Eating that way causes the flavors to run together, resulting in a surprisingly good approximation of s'mores. The gooey texture and sticky fingers aren't there, of course. But that's not such a bad thing. You could eat these in front of the computer without having to worry about gumming up your keyboard for all eternity, for instance.

There is one shortcoming I feel compelled to note, however. The size of the marshmallow fish is simply too small. If the graham crackers and chocolate crackers are goldfish, the marshmallows are sardines. This seems to be nothing more than cost-cutting gone wild, and it bothers me a bit.

Still, the flavor impact is minimal, thanks mostly to the fact that marshmallows are overpoweringly sweet. So Pepperidge Farm is off the hook for that particular infraction. I'm going to have to give Grahams S'mores Goldfish four-and-a-half sporks out of five. They'd make excellent provisions for any camping trip.

December 7, 2012

Humbug to Subway's December deals

The pictured sandwich isn't any of the numerous options that are great deals at Subway this December. Too many choices left your food critique's decision-making skills paralyzed, making a sandwich-shop visit impossible and forcing the blog to go with this public-domain photo from Wikimedia.

Ah, December! A time of cookies, eggnog, meat-and-cheese baskets, and chocolate Advent calendars! A time, in other words, when “too much of a good thing” gives way to “too many of multiple good things.”

Subway decided to jump into the over-the-top boat this month by offering not just its usual $5 Footlong deal -- my love for which I’ve previously documented -- but by throwing in a pair of even better sub steals. The ubiquitous sandwich shops are selling 6-inch Meatball Marinara subs and 6-inch Cold Cut Combos for just $2 apiece as part of “Customer Appreciation Month.”

This isn’t the first time Subway’s done 6-inch sandwiches for $2. But it is the first time I have a complaint about it: I'm overwhelmed.

See, the Meatball Marinara and Cold Cut Combo are good sandwiches. Unfortunately for those of us who order based on price, so is this month’s $5 Footlong, the Western Egg & Cheese. Throw some Chipotle Southwest Sauce on that thing and you’ve got yourself a real winner.

You could argue that we don’t have a problem. The $2 subs are cheaper, since you can order a pair for $4 -- which is, after all, less expensive than the $5 you’d shell out for the 12-incher of the month.

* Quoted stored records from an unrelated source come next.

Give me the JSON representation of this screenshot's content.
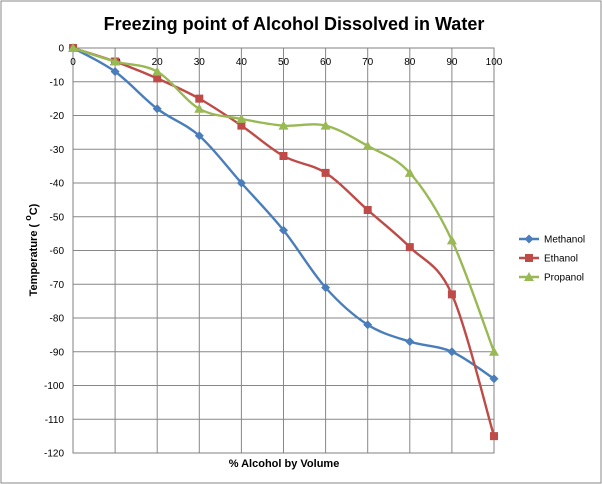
{
  "chart_data": {
    "type": "line",
    "title": "Freezing point of Alcohol Dissolved in Water",
    "xlabel": "% Alcohol by Volume",
    "ylabel": "Temperature",
    "ylabel_sup": "o",
    "ylabel_unit": "C",
    "xlim": [
      0,
      100
    ],
    "ylim": [
      -120,
      0
    ],
    "x_ticks": [
      0,
      10,
      20,
      30,
      40,
      50,
      60,
      70,
      80,
      90,
      100
    ],
    "y_ticks": [
      0,
      -10,
      -20,
      -30,
      -40,
      -50,
      -60,
      -70,
      -80,
      -90,
      -100,
      -110,
      -120
    ],
    "grid": true,
    "legend_position": "right",
    "x": [
      0,
      10,
      20,
      30,
      40,
      50,
      60,
      70,
      80,
      90,
      100
    ],
    "series": [
      {
        "name": "Methanol",
        "color": "#4a7ebb",
        "marker": "diamond",
        "values": [
          0,
          -7,
          -18,
          -26,
          -40,
          -54,
          -71,
          -82,
          -87,
          -90,
          -98
        ]
      },
      {
        "name": "Ethanol",
        "color": "#be4b48",
        "marker": "square",
        "values": [
          0,
          -4,
          -9,
          -15,
          -23,
          -32,
          -37,
          -48,
          -59,
          -73,
          -115
        ]
      },
      {
        "name": "Propanol",
        "color": "#98b954",
        "marker": "triangle",
        "values": [
          0,
          -4,
          -7,
          -18,
          -21,
          -23,
          -23,
          -29,
          -37,
          -57,
          -90
        ]
      }
    ]
  }
}
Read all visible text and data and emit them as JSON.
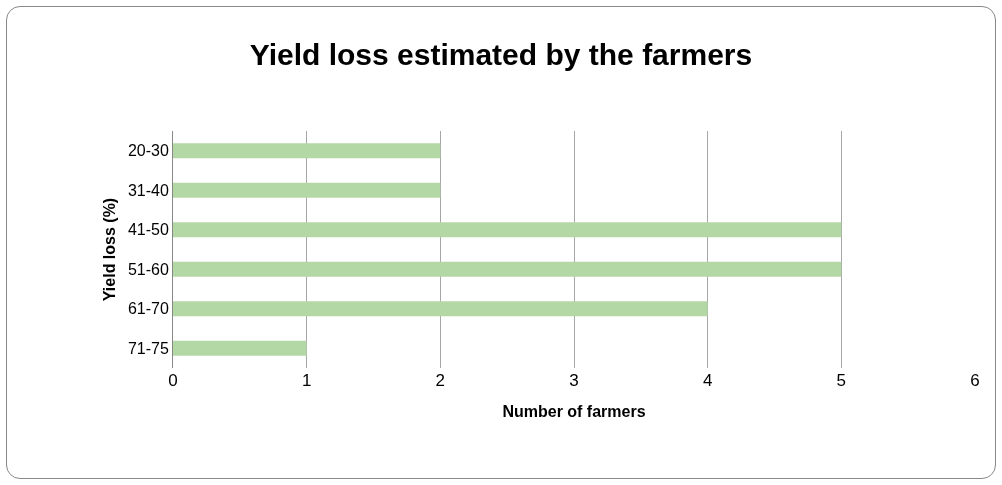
{
  "chart_data": {
    "type": "bar",
    "orientation": "horizontal",
    "title": "Yield loss estimated by the farmers",
    "xlabel": "Number of farmers",
    "ylabel": "Yield loss (%)",
    "categories": [
      "20-30",
      "31-40",
      "41-50",
      "51-60",
      "61-70",
      "71-75"
    ],
    "values": [
      2,
      2,
      5,
      5,
      4,
      1
    ],
    "color": "#b3d7a5",
    "xlim": [
      0,
      6
    ],
    "xticks": [
      0,
      1,
      2,
      3,
      4,
      5,
      6
    ],
    "grid": "x"
  }
}
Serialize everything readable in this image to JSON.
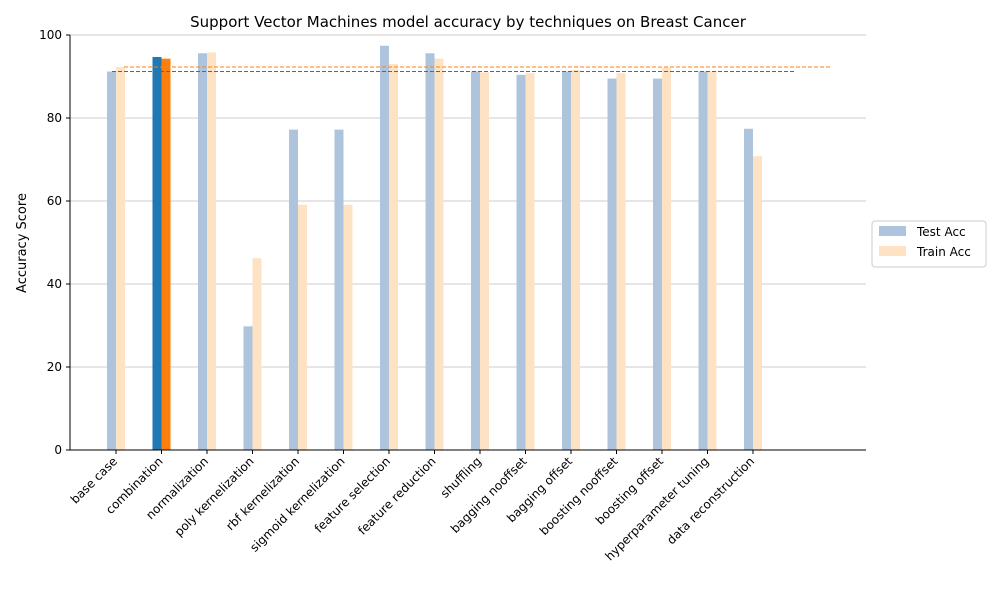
{
  "chart_data": {
    "type": "bar",
    "title": "Support Vector Machines model accuracy by techniques on Breast Cancer",
    "xlabel": "",
    "ylabel": "Accuracy Score",
    "ylim": [
      0,
      100
    ],
    "yticks": [
      "0",
      "20",
      "40",
      "60",
      "80",
      "100"
    ],
    "grid": "horizontal",
    "legend_position": "right",
    "categories": [
      "base case",
      "combination",
      "normalization",
      "poly kernelization",
      "rbf kernelization",
      "sigmoid kernelization",
      "feature selection",
      "feature reduction",
      "shuffling",
      "bagging nooffset",
      "bagging offset",
      "boosting nooffset",
      "boosting offset",
      "hyperparameter tuning",
      "data reconstruction"
    ],
    "series": [
      {
        "name": "Test Acc",
        "color": "#aec4dc",
        "highlight_color": "#1f77b4",
        "values": [
          91.2,
          94.7,
          95.6,
          29.8,
          77.2,
          77.2,
          97.4,
          95.6,
          91.2,
          90.4,
          91.2,
          89.5,
          89.5,
          91.2,
          77.4
        ]
      },
      {
        "name": "Train Acc",
        "color": "#fde3c4",
        "highlight_color": "#ff7f0e",
        "values": [
          92.3,
          94.3,
          95.8,
          46.2,
          59.1,
          59.1,
          93.0,
          94.3,
          91.0,
          90.8,
          91.6,
          90.8,
          92.1,
          91.2,
          70.8
        ]
      }
    ],
    "highlight_category": "combination",
    "reference_lines": [
      {
        "series": "Test Acc",
        "value": 91.2,
        "style": "dashed",
        "color": "#1f77b4"
      },
      {
        "series": "Train Acc",
        "value": 92.3,
        "style": "dashed",
        "color": "#ff7f0e"
      }
    ]
  }
}
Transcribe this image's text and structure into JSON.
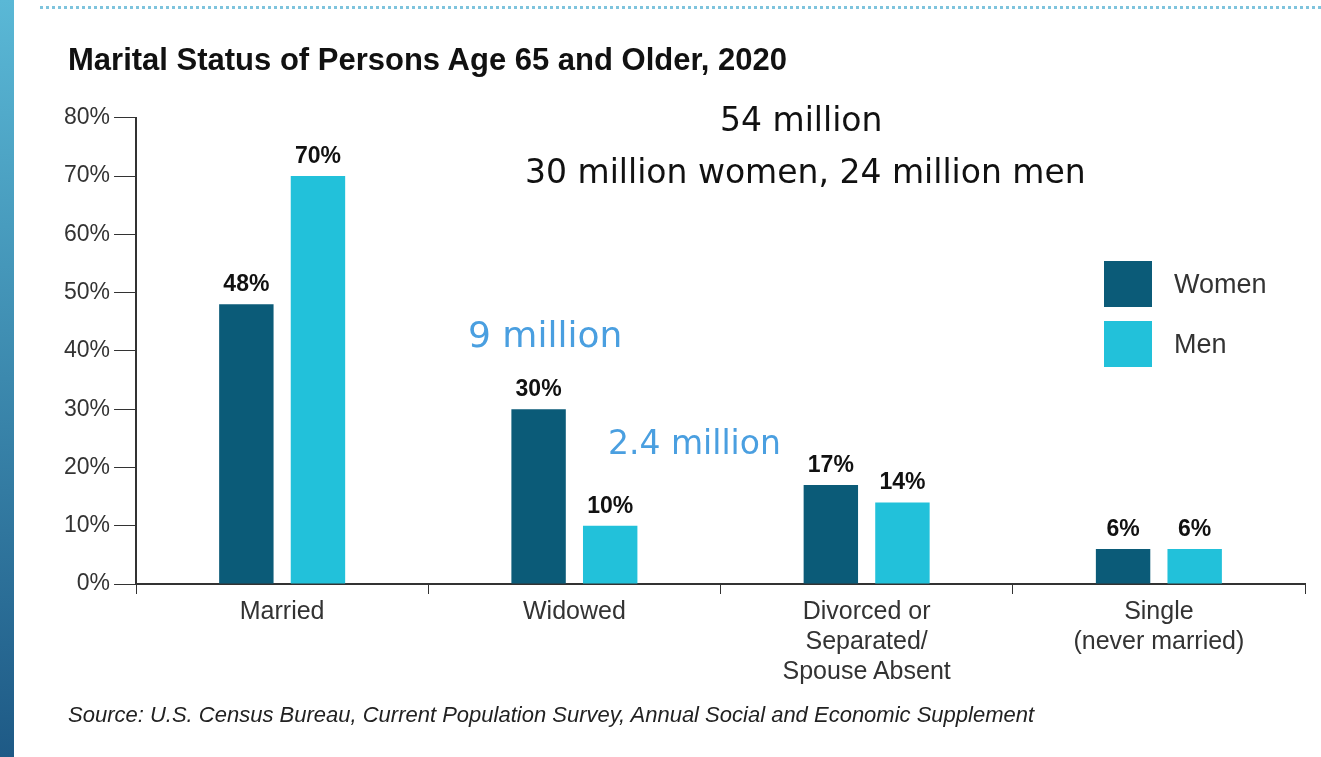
{
  "chart_data": {
    "type": "bar",
    "title": "Marital Status of Persons Age 65 and Older, 2020",
    "categories": [
      "Married",
      "Widowed",
      "Divorced or\nSeparated/\nSpouse Absent",
      "Single\n(never married)"
    ],
    "series": [
      {
        "name": "Women",
        "color": "#0b5b78",
        "values": [
          48,
          30,
          17,
          6
        ],
        "value_labels": [
          "48%",
          "30%",
          "17%",
          "6%"
        ]
      },
      {
        "name": "Men",
        "color": "#22c1da",
        "values": [
          70,
          10,
          14,
          6
        ],
        "value_labels": [
          "70%",
          "10%",
          "14%",
          "6%"
        ]
      }
    ],
    "ylim": [
      0,
      80
    ],
    "yticks": [
      {
        "value": 0,
        "label": "0%"
      },
      {
        "value": 10,
        "label": "10%"
      },
      {
        "value": 20,
        "label": "20%"
      },
      {
        "value": 30,
        "label": "30%"
      },
      {
        "value": 40,
        "label": "40%"
      },
      {
        "value": 50,
        "label": "50%"
      },
      {
        "value": 60,
        "label": "60%"
      },
      {
        "value": 70,
        "label": "70%"
      },
      {
        "value": 80,
        "label": "80%"
      }
    ],
    "grid": false,
    "legend": "right",
    "annotations": [
      "54 million",
      "30 million women, 24 million men",
      "9 million",
      "2.4 million",
      "Source: U.S. Census Bureau, Current Population Survey, Annual Social and Economic Supplement"
    ]
  }
}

That argument doesn't take into account the timing of your orders, however.

Egg-based subs aren't normally available at Subway past breakfast hours. That restriction comes off when one of them is the month’s $5 Footlong. Meaning this month, we’re forced to choose between taking advantage of special extended ordering hours and frugality.

Subway could have avoided this whole mess by simply offering its $2 subs during a month that had a less-appetizing $5 Footlong. Might I suggest a month with the Chimera-esque Oven Roasted Chicken with Spinach? Perhaps the Jalapeno Tuna?

I’m sorry to Scrooge over this. I’d just rather have a December holiday from hard choices.